Hogan stared down at Kiely's shroud. "The poor man. I hear he was hoping to marry the Lady Juanita?"
"They spoke of it," Sarsfield said drily, his tone implying his disapproval of the match.
"The lady's doubtless in mourning," Hogan said, then put his hat back on. "Or maybe she's not mourning at all? You've heard that she's gone back to the French? Captain Sharpe let her go. He's a fool for women, that man, but the Lady Juanita can easily make a fool of men. She did of poor Kiely here, did she not?" Hogan paused as a sneeze gathered and exploded. "Bless me," he said, wiping his nose and eyes with a vast red handkerchief. "And what a terrible woman she was," he went on. "Saying she was going to marry Kiely, and all the while she was committing adultery and fornication with Brigadier Guy Loup. Is fornication a mere venial sin these days?"

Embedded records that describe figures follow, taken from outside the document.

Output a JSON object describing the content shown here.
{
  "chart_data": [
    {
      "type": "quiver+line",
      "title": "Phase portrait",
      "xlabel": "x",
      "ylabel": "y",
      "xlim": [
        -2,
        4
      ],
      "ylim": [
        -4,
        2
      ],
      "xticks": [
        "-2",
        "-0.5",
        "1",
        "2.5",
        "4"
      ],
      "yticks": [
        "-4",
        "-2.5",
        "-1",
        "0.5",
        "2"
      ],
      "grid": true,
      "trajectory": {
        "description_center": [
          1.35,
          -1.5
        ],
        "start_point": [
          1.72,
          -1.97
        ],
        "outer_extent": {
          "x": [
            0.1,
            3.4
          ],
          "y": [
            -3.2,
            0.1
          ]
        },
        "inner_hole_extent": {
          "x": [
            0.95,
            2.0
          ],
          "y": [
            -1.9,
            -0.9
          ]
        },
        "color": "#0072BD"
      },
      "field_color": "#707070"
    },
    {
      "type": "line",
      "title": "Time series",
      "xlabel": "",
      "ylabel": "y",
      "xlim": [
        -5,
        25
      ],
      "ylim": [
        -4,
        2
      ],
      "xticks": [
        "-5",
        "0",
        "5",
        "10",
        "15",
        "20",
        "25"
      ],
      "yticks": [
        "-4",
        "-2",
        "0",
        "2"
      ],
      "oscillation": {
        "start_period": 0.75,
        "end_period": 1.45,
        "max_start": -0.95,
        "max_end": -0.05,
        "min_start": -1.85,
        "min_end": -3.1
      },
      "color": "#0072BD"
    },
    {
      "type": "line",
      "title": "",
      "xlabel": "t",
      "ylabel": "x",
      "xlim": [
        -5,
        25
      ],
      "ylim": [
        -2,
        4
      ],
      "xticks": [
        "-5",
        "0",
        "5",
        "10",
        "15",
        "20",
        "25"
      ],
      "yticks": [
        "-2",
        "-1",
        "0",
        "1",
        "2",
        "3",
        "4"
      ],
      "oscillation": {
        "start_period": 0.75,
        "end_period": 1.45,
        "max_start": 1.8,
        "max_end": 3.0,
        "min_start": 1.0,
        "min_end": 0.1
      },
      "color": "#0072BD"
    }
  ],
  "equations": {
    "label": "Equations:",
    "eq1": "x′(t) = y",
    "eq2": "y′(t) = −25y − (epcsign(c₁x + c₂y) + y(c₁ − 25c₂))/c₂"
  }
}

"Fornication, Major, is a mortal sin." Sarsfield smiled. "As I suspect you know only too well."
"Crying out to heaven for revenge, is it?" Hogan returned the smile, then looked back to the grave. Bees hummed in the orchard blossoms above Hogan's head. "But what about fornicating with the enemy, Father?" he asked. "Isn't that a worse sin?"
Sarsfield took the scapular from around his neck, kissed it, then carefully folded the strip of cloth. "Why are you so worried for the Dona Juanita's soul, Major?" he asked.
Hogan still looked down at the dead man's coarse shroud. "I'd rather worry about his poor soul. Do you think it was discovering that his lady was humping a Frog that killed him?"
Sarsfield flinched at Hogan's crudity. "If he did discover that, Major, then it could hardly have added to his happiness. But he was not a man who knew much happiness, and he rejected the hand of the church."
"And what could the church have done? Changed the whore's nature?" Hogan asked. "And don't tell me that Dona Juanita de Elia is not a spy, Father, for I know she is and you know the selfsame thing."
"I do?" Sarsfield frowned in puzzlement.
"You do, Father, you do, and God forgive you for it. Juanita is a whore and a spy, and a better whore, I think, than she is a spy. But she was the only person available for you, isn't that so? Doubtless you'd have preferred someone less flamboyant, but what choice did you have? Or was it Major Ducos who made the choice? But it was a bad choice, a very bad choice. Juanita failed you, Father. We found her when she was trying to bring you a whole lot of these." Hogan reached into his tail pocket and produced one of the counterfeit newspapers that Sharpe had discovered in San Cristobal. "They were wrapped in sheets of sacred music, Father, and I thought to myself, why would they do that? Why church music? Why not other newspapers? But, of course, if she was stopped and given a cursory search then who would think it odd that she was carrying a pile of psalms to a man of God?"
Sarsfield glanced at the newspaper, but did not take it. "I think, maybe," he said carefully, "that grief has deranged your mind."
Hogan laughed. "Grief for Kiely? Hardly, Father. What might have deranged me is all the work I've been having to do in these last few days. I've been reading my correspondence, Father, and it comes from all sorts of strange places. Some from Madrid, some from Paris, some even from London. Would you like to hear what I've learned?"